Bob Havens, the trombonist, was born in Quincy, Illinois, on May 3rd, 1930. Apparently, he passed through New Orleans with a touring band, liked the place, and decided to stay.


No surprises in the repertoire department - all of the tunes on this CD are familiar Dixieland favorites, with the exception of "Floatin' Down To Cotton Town." On the Dixieland All Stars session "Farewell Blues" had been recorded in the twenties by both the New Orleans Rhythm Kings and King Olivers' Dixie Syncopators. This version, starting with a lip busting intro by Abe Lincoln, goes on to feature a surprisingly gentle exchange between Al Hirt playing with Harmon mute, and Eddie Miller. "Jazz Me Blues" and "At the Jazz Band Ball" are mainly associated with the great lyrical cornetist, Bix Beiderbecke, and "March of the Bobcats" (actually the last strain of "Maryland My Maryland") was featured by the Bob Crosby aggregation, so Ray Bauduc and Eddie Miller must have felt right at home. The music on these four tracks is pretty much "in your face" but very well played and executed, and existing.

The four tracks by Pete Fountain on his Three Coins offer a complete contrast. Three of the four are at relaxed medium tempos,and Pete Fountain does "Song of the Wanderer" on tenor saxophone, with surprisingly muscular phrasing; I wish he's done more on saxophone. Roy Zimmerman contributes some nice moments.

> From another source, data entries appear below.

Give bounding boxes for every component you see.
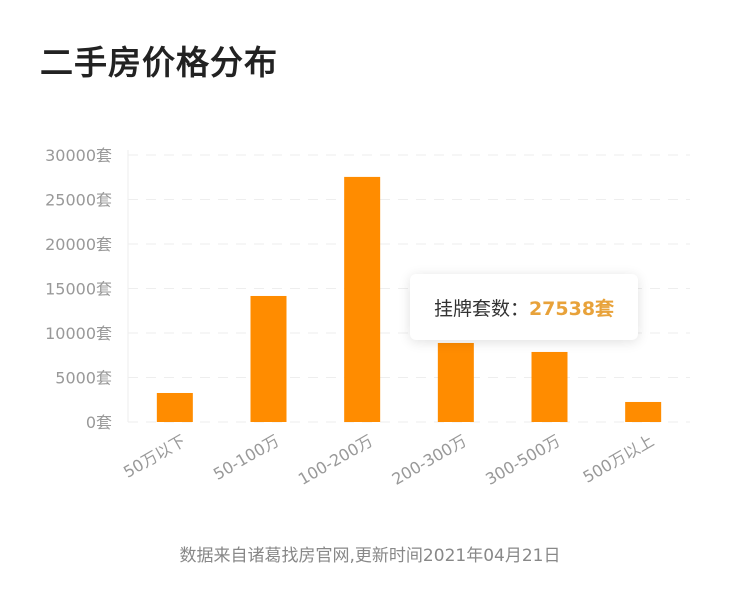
x-tick-label: 300-500万 bbox=[482, 431, 563, 489]
page-title: 二手房价格分布 bbox=[40, 43, 278, 82]
data-source-note: 数据来自诸葛找房官网,更新时间2021年04月21日 bbox=[179, 546, 561, 566]
bar bbox=[344, 176, 381, 422]
tooltip-value: 27538套 bbox=[528, 297, 615, 320]
x-tick-label: 50-100万 bbox=[210, 431, 282, 484]
y-tick-label: 25000套 bbox=[45, 191, 112, 210]
x-tick-label: 200-300万 bbox=[389, 431, 470, 489]
y-tick-label: 20000套 bbox=[45, 235, 112, 254]
tooltip-label: 挂牌套数： bbox=[433, 297, 529, 320]
y-tick-label: 5000套 bbox=[55, 369, 112, 388]
bar bbox=[156, 392, 193, 422]
y-tick-label: 15000套 bbox=[45, 280, 112, 299]
y-tick-label: 0套 bbox=[86, 413, 112, 432]
x-tick-label: 50万以下 bbox=[120, 431, 189, 482]
tooltip: 挂牌套数： 27538套 bbox=[410, 274, 638, 340]
bar bbox=[531, 351, 568, 422]
x-tick-label: 100-200万 bbox=[295, 431, 376, 489]
y-tick-label: 10000套 bbox=[45, 324, 112, 343]
bar bbox=[625, 401, 662, 422]
bar bbox=[437, 342, 474, 422]
x-tick-label: 500万以上 bbox=[580, 431, 658, 487]
bar bbox=[250, 295, 287, 422]
y-tick-label: 30000套 bbox=[45, 146, 112, 165]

With the session under Al Hirt's leadership, we're back in flag waving country, but here are a lot of musical moments. Overall, the band seems to have had the routine of playing a quiet "down" chorus before the out chorus, rather often the fashion of the Kid Ory band. Notice how Hid uses the four bar breaks at the end of his "After You've Gone" solo to modulate from Bb to Eb for the vocal, and how Harry Shields uses his four bar break to modulate back again.

The modulations for the vocals are similarly seamless on several other tracks. "Over the Waves" features a tasteful duet by Al Hirt, again on Harmon mute, and the straight muted Bob Havens. "Careless Love" (my favorite track) is very restrained, goes through several key changes, and has a tasteful guitar solo by Joe Capraro. But every listener will find his (or her) own favorite things to enjoy!